When you’re ready to talk to someone about the opioid addiction that’s snuck into your life through you or a family member, contact us right away. We’re here to support you and treat any of your addictions, and quitting opioids goes much better when you have a team on your side.

 

opioid epidemic

Opioid Epidemic

In recent years, the opioid epidemic in the United States has gotten out of control. Although most people know that these drugs can be fatal, the death rate continues to rise. Opioids are a synthetic form of opiates that include heroin and prescription pills. To understand the epidemic, you must first understand the prescription drug problem in the United States.

The Opioid Epidemic and Prescriptions

The War on Drugs has been highly ineffective when it comes to reducing addiction rates. This failure is largely because the focus of the initiative is wrong. It focuses on stopping drugs from coming into the country and criminalizing drug users. The reality is that opioid prescriptions come from physicians, and the United States prescribes over three-quarters of the world’s supply. Some of the prescription opioids that doctors most often prescribe include:

  • OxyContin
  • Codeine
  • Morphine
  • Dilaudid
  • Fentanyl

While doctors may prescribe these medications with the intention to alleviate pain quickly, opioids can quickly become addictive.

How Opioids Lead to Heroin

While many people understand the dangers of heroin, they don’t always understand why people turn to heroin. Most of the people begin using heroin started out abusing prescription opioids. Heroin is a much cheaper, more potent form of opioid drug. Once individuals develop a physical dependence, getting ahold of heroin is often easier than finding more pills. The other main issue that our country is facing today is that those who produce heroin often mix it with other dangerous drugs.
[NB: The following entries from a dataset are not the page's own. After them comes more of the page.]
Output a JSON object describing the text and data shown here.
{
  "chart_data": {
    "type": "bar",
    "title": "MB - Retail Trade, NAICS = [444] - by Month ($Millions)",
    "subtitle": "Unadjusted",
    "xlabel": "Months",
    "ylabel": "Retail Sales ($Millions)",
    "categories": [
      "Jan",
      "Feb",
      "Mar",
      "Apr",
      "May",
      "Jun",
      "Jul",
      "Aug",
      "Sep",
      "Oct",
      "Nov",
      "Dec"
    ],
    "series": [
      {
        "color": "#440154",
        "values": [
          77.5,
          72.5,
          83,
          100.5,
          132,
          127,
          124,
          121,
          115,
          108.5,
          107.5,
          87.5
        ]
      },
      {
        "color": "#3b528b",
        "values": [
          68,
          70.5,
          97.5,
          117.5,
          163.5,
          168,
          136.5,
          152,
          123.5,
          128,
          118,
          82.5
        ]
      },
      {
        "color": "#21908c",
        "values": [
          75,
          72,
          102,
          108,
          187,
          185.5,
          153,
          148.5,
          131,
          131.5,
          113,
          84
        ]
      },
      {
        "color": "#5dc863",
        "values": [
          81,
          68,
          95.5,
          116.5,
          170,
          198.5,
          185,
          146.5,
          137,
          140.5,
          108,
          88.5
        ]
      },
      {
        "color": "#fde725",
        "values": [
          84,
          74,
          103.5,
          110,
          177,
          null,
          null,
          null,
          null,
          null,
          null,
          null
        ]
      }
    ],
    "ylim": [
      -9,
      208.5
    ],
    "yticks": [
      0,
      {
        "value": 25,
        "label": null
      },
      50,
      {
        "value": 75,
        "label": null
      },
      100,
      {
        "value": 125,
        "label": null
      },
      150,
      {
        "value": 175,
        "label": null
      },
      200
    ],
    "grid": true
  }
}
Drug dealers often cut heroin with Fentanyl. This drug is a prescription opioid that’s 100 times more potent than morphine and 50 times more potent than heroin. Without even realizing it, people may use heroin that’s been cut with Fentanyl, which can be fatal. In some parts of the country, heroin is cut with carfentanil, which is even more powerful than fentanyl.

Combatting the Opioid Epidemic

A recent study by the Centers for Disease Control (CDC) found that 91 people die every day from opioid overdoses. On top of that, many more people overdose each day but are able to survive due to Narcan. This medication acts by counteracting the effects of opioids and has saved thousands of lives. The problem is that without drug addiction treatment, many people who live through an overdose will go right back to opioids.

1st Step Behavioral Health is a drug treatment center that can help you overcome your addiction. Through addiction therapy, we’ll teach you how addiction works and how you can take steps to recover. Long-term recovery from addiction happens as a result of learning new, healthier ways of living. Our facility has a passionate staff who will help you create a solid foundation for your sobriety.